At that point, I began to wonder why it was taking so goddamned long to get to the register. It turns out the old lady in front of me was fucking around, holding up the line. I don’t know exactly what she was doing, but there were two employees ringing her up. I guess she was using coupons from the store’s newspaper inserts—she had a pile of them and was tearing out one coupon from each. Being the asshole that I am, I have to assume she was using the same cat food coupon from each insert because she’s poor and has to eat discount Frisky Feast (it’s a well-known fact that 93% of old people are forced to eat cat food because they blew all of their money on telemarketing scams). One, I don’t care; two, she’s still holding up the line with this bullshit and writing a check for seven dollars and thirty-two cents. You can bet I was wishing for some old lady flambĂ©.

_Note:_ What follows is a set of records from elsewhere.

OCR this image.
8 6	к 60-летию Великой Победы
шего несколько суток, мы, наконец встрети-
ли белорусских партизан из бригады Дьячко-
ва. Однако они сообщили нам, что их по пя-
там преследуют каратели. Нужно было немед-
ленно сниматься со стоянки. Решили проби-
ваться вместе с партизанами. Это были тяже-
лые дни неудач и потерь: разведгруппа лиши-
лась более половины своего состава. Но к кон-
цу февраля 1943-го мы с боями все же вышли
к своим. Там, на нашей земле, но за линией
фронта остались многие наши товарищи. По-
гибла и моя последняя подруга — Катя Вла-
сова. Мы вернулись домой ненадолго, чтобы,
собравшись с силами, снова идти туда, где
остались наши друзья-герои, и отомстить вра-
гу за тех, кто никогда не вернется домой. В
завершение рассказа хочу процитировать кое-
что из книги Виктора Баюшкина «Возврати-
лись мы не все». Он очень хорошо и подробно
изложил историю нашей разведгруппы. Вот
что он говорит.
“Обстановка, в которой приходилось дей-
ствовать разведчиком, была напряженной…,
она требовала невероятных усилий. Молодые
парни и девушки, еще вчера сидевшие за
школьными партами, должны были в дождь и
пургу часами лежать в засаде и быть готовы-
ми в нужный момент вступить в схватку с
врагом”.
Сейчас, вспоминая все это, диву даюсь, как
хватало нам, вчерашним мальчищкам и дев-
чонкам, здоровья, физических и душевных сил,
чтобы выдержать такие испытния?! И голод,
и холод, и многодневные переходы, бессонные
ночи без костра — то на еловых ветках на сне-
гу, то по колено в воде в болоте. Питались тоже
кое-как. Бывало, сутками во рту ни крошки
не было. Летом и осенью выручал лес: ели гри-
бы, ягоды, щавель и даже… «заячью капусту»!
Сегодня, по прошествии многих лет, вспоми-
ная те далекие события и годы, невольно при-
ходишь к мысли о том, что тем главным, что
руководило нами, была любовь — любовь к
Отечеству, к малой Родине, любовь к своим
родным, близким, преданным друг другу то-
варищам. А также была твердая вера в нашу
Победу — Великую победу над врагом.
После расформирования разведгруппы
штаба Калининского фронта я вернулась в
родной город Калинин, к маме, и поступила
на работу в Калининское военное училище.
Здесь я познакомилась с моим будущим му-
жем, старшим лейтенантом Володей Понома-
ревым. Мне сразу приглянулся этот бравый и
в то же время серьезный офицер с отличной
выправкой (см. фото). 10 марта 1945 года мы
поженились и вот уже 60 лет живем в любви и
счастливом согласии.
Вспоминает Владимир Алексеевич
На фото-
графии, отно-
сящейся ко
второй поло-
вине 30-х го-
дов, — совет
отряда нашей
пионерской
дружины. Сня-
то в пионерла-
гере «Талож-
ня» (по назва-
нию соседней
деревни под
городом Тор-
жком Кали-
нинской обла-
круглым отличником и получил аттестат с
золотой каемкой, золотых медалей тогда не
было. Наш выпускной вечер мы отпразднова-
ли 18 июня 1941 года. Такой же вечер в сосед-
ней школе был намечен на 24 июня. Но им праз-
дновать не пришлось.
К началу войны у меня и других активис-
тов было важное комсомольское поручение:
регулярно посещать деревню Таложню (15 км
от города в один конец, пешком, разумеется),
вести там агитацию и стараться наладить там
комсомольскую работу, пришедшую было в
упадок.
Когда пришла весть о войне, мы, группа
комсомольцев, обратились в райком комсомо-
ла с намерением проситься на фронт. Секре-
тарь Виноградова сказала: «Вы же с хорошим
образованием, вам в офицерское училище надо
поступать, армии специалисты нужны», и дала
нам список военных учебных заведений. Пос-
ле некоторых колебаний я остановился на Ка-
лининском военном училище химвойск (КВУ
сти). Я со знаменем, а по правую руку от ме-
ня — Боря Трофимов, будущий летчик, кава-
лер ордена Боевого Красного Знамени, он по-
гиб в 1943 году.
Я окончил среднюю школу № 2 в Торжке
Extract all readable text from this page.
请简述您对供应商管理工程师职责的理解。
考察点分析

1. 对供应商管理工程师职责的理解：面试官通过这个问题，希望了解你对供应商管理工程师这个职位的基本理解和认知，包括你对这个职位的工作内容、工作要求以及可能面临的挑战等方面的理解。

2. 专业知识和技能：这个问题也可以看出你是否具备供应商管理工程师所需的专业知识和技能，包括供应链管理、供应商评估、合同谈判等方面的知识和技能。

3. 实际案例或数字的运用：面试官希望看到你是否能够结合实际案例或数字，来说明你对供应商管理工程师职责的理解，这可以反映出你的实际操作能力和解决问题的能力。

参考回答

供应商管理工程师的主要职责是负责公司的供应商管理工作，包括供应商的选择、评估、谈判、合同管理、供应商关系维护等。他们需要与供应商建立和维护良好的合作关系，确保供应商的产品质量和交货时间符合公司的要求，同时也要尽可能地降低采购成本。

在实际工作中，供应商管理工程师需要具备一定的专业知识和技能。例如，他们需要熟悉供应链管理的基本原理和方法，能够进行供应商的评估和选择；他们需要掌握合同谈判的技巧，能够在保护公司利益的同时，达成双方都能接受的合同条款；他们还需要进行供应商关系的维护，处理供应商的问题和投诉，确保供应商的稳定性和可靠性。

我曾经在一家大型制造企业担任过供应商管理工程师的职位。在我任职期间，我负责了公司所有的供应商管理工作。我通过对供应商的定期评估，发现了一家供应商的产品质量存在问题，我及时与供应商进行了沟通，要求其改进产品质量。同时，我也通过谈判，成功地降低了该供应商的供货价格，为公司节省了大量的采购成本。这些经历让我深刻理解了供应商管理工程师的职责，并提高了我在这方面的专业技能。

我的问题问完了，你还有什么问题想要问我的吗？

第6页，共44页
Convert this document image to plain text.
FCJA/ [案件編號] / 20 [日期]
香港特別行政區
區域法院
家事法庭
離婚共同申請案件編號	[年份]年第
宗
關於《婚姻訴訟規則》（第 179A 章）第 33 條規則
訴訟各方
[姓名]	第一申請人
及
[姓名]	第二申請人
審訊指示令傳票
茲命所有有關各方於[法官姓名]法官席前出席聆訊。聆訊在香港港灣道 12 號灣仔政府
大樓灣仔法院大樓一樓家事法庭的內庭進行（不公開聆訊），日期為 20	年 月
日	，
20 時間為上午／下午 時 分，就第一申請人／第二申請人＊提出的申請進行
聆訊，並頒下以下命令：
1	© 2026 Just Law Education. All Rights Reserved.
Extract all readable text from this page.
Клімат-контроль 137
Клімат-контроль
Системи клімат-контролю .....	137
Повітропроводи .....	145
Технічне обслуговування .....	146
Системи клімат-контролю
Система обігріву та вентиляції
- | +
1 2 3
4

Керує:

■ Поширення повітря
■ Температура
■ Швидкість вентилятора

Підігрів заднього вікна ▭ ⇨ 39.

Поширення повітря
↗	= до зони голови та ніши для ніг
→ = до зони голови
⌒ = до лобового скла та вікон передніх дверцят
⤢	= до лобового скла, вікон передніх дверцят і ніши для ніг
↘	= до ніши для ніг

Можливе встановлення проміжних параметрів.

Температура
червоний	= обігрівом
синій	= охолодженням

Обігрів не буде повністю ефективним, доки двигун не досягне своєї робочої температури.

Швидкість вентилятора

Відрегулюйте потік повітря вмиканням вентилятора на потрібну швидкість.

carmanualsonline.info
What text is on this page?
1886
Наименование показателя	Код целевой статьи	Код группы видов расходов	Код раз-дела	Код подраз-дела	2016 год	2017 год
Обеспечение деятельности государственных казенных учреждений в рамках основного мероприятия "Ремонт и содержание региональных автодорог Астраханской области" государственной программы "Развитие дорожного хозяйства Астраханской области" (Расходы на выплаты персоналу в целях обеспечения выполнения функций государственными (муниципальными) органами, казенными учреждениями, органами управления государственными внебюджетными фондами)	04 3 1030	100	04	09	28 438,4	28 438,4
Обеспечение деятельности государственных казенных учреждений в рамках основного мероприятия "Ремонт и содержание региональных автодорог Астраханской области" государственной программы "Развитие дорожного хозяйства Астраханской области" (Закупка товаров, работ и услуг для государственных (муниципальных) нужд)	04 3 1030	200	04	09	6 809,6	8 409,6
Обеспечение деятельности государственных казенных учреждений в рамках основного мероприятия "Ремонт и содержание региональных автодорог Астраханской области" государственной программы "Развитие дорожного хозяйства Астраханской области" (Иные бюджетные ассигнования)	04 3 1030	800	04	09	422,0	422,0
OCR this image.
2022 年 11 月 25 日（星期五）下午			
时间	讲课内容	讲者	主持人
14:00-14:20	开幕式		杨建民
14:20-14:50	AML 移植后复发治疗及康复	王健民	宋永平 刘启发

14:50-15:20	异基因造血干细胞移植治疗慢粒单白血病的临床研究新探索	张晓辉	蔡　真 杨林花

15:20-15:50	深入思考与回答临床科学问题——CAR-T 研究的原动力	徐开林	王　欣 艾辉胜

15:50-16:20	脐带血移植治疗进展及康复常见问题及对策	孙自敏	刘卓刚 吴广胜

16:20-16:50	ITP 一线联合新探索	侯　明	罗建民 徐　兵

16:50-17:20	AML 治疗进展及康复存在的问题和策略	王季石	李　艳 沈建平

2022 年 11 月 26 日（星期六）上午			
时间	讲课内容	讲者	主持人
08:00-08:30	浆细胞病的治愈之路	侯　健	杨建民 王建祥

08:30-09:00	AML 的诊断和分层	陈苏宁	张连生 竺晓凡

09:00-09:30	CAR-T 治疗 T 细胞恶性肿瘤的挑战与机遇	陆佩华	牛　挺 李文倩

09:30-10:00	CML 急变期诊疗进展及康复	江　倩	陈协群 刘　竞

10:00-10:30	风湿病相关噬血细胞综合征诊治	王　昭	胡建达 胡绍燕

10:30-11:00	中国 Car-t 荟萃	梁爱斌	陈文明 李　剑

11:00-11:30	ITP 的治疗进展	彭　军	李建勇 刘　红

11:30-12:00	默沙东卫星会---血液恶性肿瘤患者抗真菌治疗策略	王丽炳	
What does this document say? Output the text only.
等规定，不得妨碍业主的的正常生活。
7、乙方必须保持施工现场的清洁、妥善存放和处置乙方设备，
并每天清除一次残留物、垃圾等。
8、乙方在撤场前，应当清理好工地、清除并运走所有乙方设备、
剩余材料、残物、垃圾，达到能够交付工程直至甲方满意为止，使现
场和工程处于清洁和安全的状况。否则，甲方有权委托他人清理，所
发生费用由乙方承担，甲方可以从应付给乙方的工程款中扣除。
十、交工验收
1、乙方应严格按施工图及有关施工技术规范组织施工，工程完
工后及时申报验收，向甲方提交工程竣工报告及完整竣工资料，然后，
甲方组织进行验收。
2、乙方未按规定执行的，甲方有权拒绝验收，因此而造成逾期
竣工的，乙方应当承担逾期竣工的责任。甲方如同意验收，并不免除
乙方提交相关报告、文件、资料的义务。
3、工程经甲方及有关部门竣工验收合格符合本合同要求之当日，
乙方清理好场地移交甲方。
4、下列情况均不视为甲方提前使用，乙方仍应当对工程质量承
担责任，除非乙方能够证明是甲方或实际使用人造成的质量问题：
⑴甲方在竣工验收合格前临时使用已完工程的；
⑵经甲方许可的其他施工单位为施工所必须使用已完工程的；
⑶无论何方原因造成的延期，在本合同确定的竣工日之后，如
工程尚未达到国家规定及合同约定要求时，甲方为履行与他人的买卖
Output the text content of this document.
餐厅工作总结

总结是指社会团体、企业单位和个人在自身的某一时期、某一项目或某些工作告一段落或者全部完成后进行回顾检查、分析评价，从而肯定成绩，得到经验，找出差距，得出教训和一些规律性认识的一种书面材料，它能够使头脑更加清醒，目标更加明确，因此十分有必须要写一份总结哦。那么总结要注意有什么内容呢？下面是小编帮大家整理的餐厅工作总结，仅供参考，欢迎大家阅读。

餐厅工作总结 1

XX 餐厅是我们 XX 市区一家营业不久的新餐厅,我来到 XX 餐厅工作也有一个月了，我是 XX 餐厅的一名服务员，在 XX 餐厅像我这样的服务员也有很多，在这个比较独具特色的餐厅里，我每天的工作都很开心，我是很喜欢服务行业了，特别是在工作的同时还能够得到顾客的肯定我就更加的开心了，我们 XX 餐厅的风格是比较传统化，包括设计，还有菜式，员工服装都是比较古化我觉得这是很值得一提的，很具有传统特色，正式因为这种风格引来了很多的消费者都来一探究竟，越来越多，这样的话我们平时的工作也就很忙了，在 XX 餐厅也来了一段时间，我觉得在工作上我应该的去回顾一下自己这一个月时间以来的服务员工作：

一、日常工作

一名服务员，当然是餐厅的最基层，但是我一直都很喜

Just so you don’t think all of my anger is directed at old ladies, there was this little kid I saw that deserved some cancer. This little shit was one of about twelve of Pedro and Maria’s brood of illegal refugee children, probably all of them from some South American country I’ve never heard of, ruled by a small-prick dictator who has people shot for catching malaria. This future criminal, certainly no older than three, purposely knocked over a big display in the video rental store. While the one employee present at the time cleaned up the mess, that little shit stole a bunch of candy and walked out of the store. (I wonder if he’s related to those fuckers who keep stealing my trashcans.) His mother caught him a few minutes later and tried to make him apologize, but he didn’t. Maybe he hadn’t learned to talk yet or, more likely, he didn’t speak any English. At first, I was thinking immolation or cancer, but then I decided drop-kicking the kid into traffic would be more hilarious.

With my amazing powers, I would also dispatch Britney Spears. I may never have met her, but I’m sick of hearing about her worn-out twazzer. Honestly, if I gave two shits about Britney’s pooter, I’d pay K-Fed the two dollars he charges to smell his fingers. I’m serious—he’s standing on the median at a busy intersection near my house; he has a cardboard sign and everything. “Smell my Brit-Rich Fingers. Two Bucks.” He may not be a good rapper, but he’s a great entrepreneur. Anyway, Spears, Hilton, Lohan, Federline: flaming, ninja star-shaped cancer for all of them. The same goes for Madonna. I’ll take care of Gwyneth Paltrow while I’m at it. We’ll call it a twofer.

And this is just the tip of the asshole iceberg. I’d get rid of so many people, commies like Lenin and Stalin would look like failures. At least I’d have a good reason for killing everyone: they pissed me off. If I ever do develop these powers, I’m sure you’ll see it on the news … unless, of course, you pissed me off.